Nie mogę się jednak wyzbyć wrażenia, że Hiszpania chciałaby być podróbką Barcelony, ale brak jej – przynajmniej na razie – certyfikatu jakości. Ł»e imitacja nigdy nie zastąpi oryginału. Wiadomo, jak bardzo FCB jest zależna jest od Leo Messiego, który nie tylko strzela najwięcej goli, ale też notuje najwięcej asyst, robi zarówno za mózg drużyny, jak i za egzekutora. Kiedy tutaj zamiast niego na boisku widzimy Fabregasa czy Silvę, różnica jakościowa jest dostrzegalna gołym okiem. Brakuje kogoś z wichrem w nogach, kogoś, kto potrafi rozerwać obronę z dowolnej strony, pójść na trzech, wprowadzić element zaskoczenia.
Poniekąd to normalne, że Hiszpanie grają tak jak grają, bo przecież dokładnie co drugi piłkarz w polu to zawodnik Barcelony, ze swoimi nawykami, z wpajaną przez ostatnie lata wizją gry. Nie da się tym piłkarzom nagle wmówić, że mają grać inaczej i że grając inaczej będą osiągać większe sukcesy. Oni sportowo ewoluowali w tym kierunku, w jakim znaleźli się teraz. Tylko – no właśnie – zdaje mi się, że mogą dobrnąć do ściany. Do momentu, w którym wszystko będzie się zgadzać, za wyjątkiem jednego… Zaraz, zaraz, gdzie jest Messi?
Torres na ławce, Llorente na ławce, Negredo na ławce. Bardziej barcelońscy niż Barcelona? Guardiola złamał wiele schematów taktycznych, jednak zawsze (tak mi się zdaje) dało się namierzyć na boisku zawodnika ewidentnie odpowiedzialnego za strzelanie goli. Ciekaw jestem, czy eksperyment Del Bosque – bo to jednak był eksperyment – dalej będzie kontynuowany, czy też wejście Torresa, który wprawdzie raził nieskutecznością, ale też wprowadził sporo nowych możliwości grania sprawi, iż Hiszpanie wrócą do taktyki trochę normalniejszej.
* * *
Zastanawiałem się, jak zachowują się te wielkie gwiazdy w strefie wywiadów.

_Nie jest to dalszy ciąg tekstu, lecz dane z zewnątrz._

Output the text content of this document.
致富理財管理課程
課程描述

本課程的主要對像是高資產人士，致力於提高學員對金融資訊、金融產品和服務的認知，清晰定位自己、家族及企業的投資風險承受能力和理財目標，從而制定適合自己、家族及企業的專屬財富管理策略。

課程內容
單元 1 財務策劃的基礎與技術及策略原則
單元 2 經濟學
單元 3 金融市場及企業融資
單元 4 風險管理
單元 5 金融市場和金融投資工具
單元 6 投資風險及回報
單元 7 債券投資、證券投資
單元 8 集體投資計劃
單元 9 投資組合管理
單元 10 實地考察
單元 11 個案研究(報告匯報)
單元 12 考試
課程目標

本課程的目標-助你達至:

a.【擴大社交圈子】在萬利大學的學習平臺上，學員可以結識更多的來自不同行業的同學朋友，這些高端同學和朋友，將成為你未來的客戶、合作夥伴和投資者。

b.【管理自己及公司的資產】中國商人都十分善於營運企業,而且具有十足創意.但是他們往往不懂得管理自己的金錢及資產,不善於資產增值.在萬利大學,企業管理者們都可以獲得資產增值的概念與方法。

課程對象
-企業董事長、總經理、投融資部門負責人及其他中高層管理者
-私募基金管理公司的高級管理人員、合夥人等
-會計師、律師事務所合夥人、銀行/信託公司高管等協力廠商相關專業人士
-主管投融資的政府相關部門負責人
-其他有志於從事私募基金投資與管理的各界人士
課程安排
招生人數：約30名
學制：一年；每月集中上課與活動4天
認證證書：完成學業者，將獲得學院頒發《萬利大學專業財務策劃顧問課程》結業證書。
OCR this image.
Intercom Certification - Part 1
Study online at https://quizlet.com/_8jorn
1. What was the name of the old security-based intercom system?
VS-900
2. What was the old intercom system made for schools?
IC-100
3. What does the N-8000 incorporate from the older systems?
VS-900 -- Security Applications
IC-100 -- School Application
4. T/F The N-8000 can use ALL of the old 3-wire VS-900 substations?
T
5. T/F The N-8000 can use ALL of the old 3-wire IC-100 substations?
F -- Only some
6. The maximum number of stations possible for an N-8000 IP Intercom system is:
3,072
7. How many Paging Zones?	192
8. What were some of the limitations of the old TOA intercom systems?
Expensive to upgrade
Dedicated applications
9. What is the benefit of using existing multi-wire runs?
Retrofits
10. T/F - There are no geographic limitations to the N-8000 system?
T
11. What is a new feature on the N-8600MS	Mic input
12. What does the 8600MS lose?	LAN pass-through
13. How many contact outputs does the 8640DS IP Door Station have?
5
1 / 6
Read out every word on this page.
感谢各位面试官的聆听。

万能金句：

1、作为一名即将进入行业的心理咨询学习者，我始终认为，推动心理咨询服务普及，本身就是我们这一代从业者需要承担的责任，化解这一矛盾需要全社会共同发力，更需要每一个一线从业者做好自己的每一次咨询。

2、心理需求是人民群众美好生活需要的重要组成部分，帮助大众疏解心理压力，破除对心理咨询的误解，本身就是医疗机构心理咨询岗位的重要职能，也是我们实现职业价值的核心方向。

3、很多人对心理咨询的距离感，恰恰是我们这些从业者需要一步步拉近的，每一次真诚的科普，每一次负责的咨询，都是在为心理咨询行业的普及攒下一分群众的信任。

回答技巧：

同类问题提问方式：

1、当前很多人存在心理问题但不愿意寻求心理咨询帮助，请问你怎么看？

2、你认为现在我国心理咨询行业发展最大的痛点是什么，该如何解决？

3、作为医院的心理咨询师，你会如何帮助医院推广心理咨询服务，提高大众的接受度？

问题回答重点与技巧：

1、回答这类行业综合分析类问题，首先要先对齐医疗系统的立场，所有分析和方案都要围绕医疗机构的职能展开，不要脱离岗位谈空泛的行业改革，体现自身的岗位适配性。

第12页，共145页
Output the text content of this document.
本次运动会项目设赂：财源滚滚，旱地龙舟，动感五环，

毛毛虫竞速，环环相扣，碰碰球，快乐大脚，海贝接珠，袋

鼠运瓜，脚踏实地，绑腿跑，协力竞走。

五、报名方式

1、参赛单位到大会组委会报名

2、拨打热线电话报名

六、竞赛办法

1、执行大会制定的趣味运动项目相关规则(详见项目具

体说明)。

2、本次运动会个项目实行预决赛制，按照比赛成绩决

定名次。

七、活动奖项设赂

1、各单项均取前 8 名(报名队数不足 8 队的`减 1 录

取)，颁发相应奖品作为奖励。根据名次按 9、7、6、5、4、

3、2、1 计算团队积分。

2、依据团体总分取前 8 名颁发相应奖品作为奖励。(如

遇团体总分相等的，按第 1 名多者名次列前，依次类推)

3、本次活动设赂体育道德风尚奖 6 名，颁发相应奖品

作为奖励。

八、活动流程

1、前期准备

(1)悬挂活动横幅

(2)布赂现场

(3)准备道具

Jak to w życiu – kilku gości z klasą i kilku strasznych buraków. Balotelli popatrzył na dziennikarzy z nieskrywanym politowaniem, Torres nawet starał się nie patrzeć, podobnie jak Busquets. Pique zatrzymał się tylko do zdjęcia – bo na zdjęcia zawsze ma czas, ale na rozmowy chyba rzadko. Xavi poświęcił dziennikarzom jakieś pięć minut, Iniesta – chyba bardzo miły człowiek – z dziesięć, a Fabregas – jako że zdobył gola – to pewnie cały kwadrans. Zirytował mnie Ogbonna, którego przecież mało kto zna, więc uznałem, że mogę być jedynym dziennikarzem, który podczas trwania Euro 2012 o cokolwiek go zapyta. Wymyśliłem więc, że pogadam z nim o Gliku, koledze z drużyny, ale chłopak zachowywał się, jakby właśnie zdobył siedem goli, w tym dwa przewrotką.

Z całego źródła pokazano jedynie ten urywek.